In this work, we directly penalized mirror ratio and elongation, as excessive values of these quantities are undesirable for fusion reactors. However, it is not clear what exactly the highest allowable value of these parameters should be, and if this is the best way to penalize them. High mirror ratios are undesirable because they imply an inefficient use of magnetic energy (much of it concentrated in small regions) and lead to large forces on the coils that generate the fields. A target function that directly accounts for these parameters, or simply penalizing $\varepsilon _\textrm {eff}$, may be preferable alternatives. High flux surface elongations are undesirable because they increase the plasma's area-to-volume ratio. Further, they also tend to increase flux surface compression which increases instability growth rates (Helander & Plunk Reference Helander and Plunk2021; Stroteich *et al.* Reference Stroteich, Xanthopoulos, Plunk and Schneider2022). High elongation also complicates coil optimization. More carefully chosen targets which do not rely on arbitrary threshold values may be better suited to future stellarator designs.

Our $n_{fp}=1$ configuration has almost zero shear. The other two have some positive shear, but still very little, which is detrimental to MHD stability. More troublingly, if left unchecked, all optimizations attempted would converge on rotational transform profiles centred on low-order rationals.
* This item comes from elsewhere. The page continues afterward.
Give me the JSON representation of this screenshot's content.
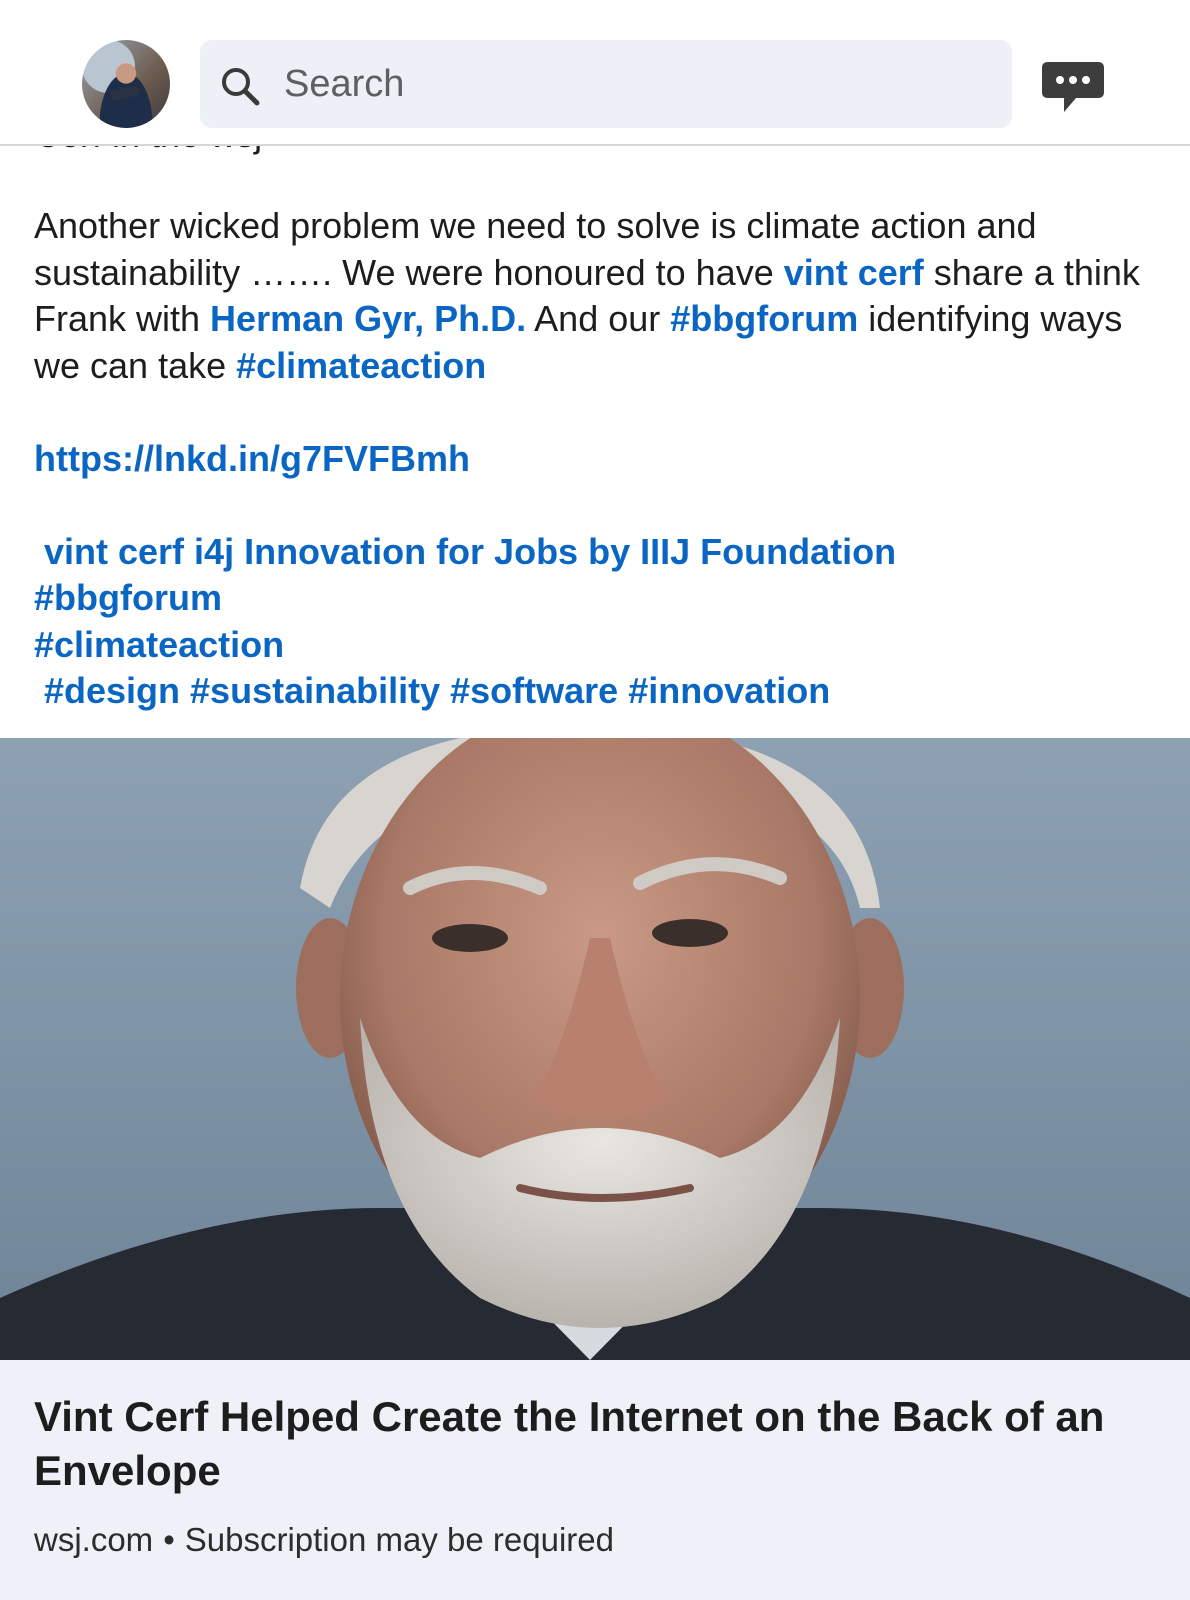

Thankfully, these configurations seemed to be fairly robust to changes in $\iota$, and so these low-order rationals were fairly easy to avoid with additional target functions, even after optimizations had already converged reasonably well.
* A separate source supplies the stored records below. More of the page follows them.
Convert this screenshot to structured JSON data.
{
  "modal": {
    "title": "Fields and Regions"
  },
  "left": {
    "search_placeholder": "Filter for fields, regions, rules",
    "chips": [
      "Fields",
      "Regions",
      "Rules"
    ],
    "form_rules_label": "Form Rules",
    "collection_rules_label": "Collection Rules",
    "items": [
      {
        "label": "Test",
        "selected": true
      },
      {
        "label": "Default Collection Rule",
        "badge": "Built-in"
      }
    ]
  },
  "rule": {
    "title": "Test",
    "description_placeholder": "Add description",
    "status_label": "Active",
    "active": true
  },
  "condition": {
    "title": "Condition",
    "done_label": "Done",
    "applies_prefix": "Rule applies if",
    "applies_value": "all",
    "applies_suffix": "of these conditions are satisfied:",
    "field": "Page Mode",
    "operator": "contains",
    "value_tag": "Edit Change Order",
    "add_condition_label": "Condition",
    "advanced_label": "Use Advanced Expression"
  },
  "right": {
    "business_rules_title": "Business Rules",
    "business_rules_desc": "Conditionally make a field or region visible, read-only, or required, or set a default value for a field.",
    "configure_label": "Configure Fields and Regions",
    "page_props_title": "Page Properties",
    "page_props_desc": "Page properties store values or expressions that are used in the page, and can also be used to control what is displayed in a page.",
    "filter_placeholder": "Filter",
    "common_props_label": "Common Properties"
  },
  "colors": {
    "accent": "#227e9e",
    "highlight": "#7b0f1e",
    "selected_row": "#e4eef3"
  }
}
Applications and extensions of this approach to optimization are boundless. Including both MHD and gyrokinetic stability metrics in the target function will be necessary when designing a viable fusion reactor. Finding a set of coils with reasonable properties would also be a valuable project, as was done in Jorge *et al.* (Reference Jorge, Goodman, Landreman, Rodrigues and Wechsung2023). The optimization approach in this paper also seems to be sensitive to initial conditions: we were unable to find any good configurations $n_{fp}>1$, except for those initialized from a solution found using NAE. However, not all near-axis solutions were effective initial conditions. Hence, a more robust and reliable way to generate near-axis solutions as starting points for optimization would be a valuable asset.

## Supplementary material

Supplementary material is available at https://zenodo.org/record/7220257.

## Acknowledgements

We are grateful to C. Albert, P. Costello, M. Drevlak, A. Johansson, G. Pechstein, R. Nies and J. Proll for useful conversations. We additionally thank C. Nührenberg and D. Spong, who provided the other QI configurations shown. Views and opinions expressed are those of the author(s) only and do not necessarily reflect those of the European Union or the European Commission. Neither the European Union nor the European Commission can be held responsible for them.
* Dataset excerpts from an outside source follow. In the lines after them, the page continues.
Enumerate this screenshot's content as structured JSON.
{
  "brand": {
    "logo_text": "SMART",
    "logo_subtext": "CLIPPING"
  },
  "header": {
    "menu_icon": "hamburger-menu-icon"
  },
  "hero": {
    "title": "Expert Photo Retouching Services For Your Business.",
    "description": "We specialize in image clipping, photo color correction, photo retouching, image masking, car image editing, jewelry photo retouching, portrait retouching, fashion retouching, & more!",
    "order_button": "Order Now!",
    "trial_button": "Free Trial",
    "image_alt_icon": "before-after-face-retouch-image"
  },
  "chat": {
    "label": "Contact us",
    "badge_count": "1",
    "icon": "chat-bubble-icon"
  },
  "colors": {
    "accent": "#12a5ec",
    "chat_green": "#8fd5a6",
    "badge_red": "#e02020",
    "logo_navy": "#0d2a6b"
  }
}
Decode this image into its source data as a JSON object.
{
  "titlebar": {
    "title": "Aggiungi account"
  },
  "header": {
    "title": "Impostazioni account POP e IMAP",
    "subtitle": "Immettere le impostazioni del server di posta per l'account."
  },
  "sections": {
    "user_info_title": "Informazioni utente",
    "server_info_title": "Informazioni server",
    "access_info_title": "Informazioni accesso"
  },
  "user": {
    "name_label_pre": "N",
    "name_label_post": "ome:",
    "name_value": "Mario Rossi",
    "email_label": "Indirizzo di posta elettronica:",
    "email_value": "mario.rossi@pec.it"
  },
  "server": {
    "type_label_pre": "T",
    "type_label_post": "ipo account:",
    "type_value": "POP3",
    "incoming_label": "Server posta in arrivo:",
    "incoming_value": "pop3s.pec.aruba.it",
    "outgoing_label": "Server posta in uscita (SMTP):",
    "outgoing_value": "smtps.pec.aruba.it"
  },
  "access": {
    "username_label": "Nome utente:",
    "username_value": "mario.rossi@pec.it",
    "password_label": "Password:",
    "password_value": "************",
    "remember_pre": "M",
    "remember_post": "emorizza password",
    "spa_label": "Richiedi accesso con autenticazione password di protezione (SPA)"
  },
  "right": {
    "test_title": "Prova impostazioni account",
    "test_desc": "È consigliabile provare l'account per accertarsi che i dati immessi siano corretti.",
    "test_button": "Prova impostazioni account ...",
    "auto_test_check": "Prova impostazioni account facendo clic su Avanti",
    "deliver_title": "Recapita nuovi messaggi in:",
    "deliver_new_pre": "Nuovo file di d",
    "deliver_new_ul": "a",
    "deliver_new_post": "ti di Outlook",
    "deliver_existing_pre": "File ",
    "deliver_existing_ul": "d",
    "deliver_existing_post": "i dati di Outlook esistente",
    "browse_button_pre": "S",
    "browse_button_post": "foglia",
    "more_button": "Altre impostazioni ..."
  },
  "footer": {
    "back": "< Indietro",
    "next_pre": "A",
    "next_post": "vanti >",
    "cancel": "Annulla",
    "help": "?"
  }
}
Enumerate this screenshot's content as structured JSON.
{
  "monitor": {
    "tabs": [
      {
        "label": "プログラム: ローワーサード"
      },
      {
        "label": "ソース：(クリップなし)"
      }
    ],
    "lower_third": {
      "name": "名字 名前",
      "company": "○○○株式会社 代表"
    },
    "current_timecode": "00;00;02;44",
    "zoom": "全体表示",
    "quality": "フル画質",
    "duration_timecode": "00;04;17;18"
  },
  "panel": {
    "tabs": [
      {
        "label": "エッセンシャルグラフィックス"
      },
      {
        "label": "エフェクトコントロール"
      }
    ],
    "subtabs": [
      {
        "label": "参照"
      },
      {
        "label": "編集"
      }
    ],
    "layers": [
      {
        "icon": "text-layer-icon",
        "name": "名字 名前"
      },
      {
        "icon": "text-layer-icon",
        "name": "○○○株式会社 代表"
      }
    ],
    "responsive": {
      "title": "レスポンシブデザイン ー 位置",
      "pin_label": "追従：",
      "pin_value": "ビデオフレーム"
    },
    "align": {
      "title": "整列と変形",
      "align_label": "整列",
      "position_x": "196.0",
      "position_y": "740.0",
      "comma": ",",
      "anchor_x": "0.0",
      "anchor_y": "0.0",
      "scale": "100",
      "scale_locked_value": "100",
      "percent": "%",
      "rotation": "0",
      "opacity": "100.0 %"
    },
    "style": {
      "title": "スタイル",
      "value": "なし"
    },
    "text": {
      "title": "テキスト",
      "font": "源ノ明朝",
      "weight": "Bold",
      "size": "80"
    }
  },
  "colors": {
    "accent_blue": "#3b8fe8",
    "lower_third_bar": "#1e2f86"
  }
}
*Editor Peter Catto thanks the referees for their advice in evaluating this article.*

## Funding

Support from the SIMSOPT team is also gratefully acknowledged. Optimizations and simulations were performed with the Cobra and Raven HPCs (Garching) respectively. A.G., M.L. and K.C.M are supported by a grant from the Simons Foundation (560651). R.J. is supported by the Portuguese FCT – Fundação para a Ciência e Tecnologia, under grant 2021.02213.CEECIND and by a grant by Alexander-von-Humboldt-Stiftung, Bonn, Germany, through a research fellowship. This publication is part of the project ‘Shaping turbulence – building a framework for turbulence optimisation of fusion reactors’, with Project No. OCENW.KLEIN.013 of the research program ‘NWO Open Competition Domain Science’ which is financed by the Dutch Research Council (NWO). This work has been carried out with in the framework of the EUROfusion Consortium, funded by the European Union via the Euratom Research and Training Programme (Grant Agreement No. 101052200 – EUROfusion).

## Declaration of interests

The authors report no conflict of interest.